In India, the Paralympic Committee of India (PCI) has awarded the rights to broadcast the Games to Eurosport India. This will be the first time Eurosport will broadcast a global multi-sport event in the country and expand on a diverse range of sports already available to fans across its platforms.
With a focus on local heroes, Eurosport India’s coverage of the Tokyo 2020 Summer Paralympic Games will start on August 27 to coincide with the men’s and women’s archery events at Yumenoshima Park Archery Field. The Eurosport feed will also be live on the discovery+ app for the fans to stay up to speed with all the action from Tokyo.
India will be fielding its largest ever contingent this year with 54 Paralympic athletes participating across nine disciplines. Among those in medal contention are, world No. 3 and world No. 2 in javelin, Sumit Antil and Sandeep Chaudhary; Manish Narwal (10m air pistol), Singhraj (10m air pistol) and Avani Lekhara (10m air rifle, 50m air rifle) in shooting and Mariyappan Thangavelu in high jump.

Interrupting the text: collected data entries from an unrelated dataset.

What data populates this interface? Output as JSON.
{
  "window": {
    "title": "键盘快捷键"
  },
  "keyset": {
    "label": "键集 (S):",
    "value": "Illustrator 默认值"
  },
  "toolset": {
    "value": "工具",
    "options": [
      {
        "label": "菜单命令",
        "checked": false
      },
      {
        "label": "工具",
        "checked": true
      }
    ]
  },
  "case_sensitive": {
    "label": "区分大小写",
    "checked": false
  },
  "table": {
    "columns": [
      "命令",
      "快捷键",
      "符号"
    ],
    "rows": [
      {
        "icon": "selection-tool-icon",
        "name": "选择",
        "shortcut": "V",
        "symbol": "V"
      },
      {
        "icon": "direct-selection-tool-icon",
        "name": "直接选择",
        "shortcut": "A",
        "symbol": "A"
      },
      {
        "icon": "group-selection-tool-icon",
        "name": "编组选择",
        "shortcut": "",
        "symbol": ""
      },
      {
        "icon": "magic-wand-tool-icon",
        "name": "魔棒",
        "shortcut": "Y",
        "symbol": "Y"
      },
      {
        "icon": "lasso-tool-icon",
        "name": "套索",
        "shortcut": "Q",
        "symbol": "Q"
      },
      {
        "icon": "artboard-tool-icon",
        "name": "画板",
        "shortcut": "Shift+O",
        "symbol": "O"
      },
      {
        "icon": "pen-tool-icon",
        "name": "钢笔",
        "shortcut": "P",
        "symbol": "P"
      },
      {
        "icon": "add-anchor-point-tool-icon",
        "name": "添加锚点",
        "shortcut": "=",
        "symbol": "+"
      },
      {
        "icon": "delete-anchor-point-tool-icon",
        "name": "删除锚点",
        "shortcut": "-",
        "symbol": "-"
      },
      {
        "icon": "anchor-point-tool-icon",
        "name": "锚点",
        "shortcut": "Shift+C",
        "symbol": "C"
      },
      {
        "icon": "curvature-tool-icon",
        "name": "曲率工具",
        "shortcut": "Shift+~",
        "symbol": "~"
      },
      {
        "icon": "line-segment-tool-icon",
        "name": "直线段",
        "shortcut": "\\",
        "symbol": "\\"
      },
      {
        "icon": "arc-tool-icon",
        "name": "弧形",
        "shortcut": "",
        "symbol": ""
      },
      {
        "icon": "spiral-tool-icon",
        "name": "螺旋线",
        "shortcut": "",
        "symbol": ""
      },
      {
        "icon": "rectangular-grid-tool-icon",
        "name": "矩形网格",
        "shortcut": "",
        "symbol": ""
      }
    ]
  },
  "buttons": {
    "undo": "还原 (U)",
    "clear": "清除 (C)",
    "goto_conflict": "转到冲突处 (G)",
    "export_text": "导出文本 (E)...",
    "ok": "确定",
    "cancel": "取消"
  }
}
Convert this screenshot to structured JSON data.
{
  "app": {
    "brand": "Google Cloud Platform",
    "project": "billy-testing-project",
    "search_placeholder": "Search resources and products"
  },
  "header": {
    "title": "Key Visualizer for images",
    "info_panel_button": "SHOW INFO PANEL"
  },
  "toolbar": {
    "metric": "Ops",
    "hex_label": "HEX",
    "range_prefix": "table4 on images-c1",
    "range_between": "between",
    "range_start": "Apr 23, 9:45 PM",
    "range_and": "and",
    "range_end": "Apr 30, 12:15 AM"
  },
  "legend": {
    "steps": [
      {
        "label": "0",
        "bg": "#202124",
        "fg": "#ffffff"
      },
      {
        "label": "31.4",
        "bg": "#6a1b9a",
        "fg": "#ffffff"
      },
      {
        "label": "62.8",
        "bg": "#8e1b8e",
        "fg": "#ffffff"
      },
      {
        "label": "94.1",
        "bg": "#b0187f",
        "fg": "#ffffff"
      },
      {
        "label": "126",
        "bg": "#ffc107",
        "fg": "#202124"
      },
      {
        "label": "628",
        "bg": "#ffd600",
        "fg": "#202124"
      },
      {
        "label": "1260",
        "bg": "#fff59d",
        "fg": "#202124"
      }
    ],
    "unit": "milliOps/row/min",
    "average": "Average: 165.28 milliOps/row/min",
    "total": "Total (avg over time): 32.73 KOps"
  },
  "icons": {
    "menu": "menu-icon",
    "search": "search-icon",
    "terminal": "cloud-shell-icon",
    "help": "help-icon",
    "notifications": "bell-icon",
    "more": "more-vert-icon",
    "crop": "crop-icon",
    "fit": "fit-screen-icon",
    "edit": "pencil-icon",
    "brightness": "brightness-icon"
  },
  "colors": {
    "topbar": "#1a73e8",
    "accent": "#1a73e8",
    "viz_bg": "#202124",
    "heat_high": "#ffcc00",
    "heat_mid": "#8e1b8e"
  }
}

In a unique innovation to help those with vision impairments recognise the different Tokyo 2020 Paralympic medals by touch, a series of circular indentations have been included on the side of the medals for the first time in Paralympic history. One indentation represents gold, two distinguishes silver and three identifies bronze. Braille letters also spell out “Tokyo 2020” on the medals’ face.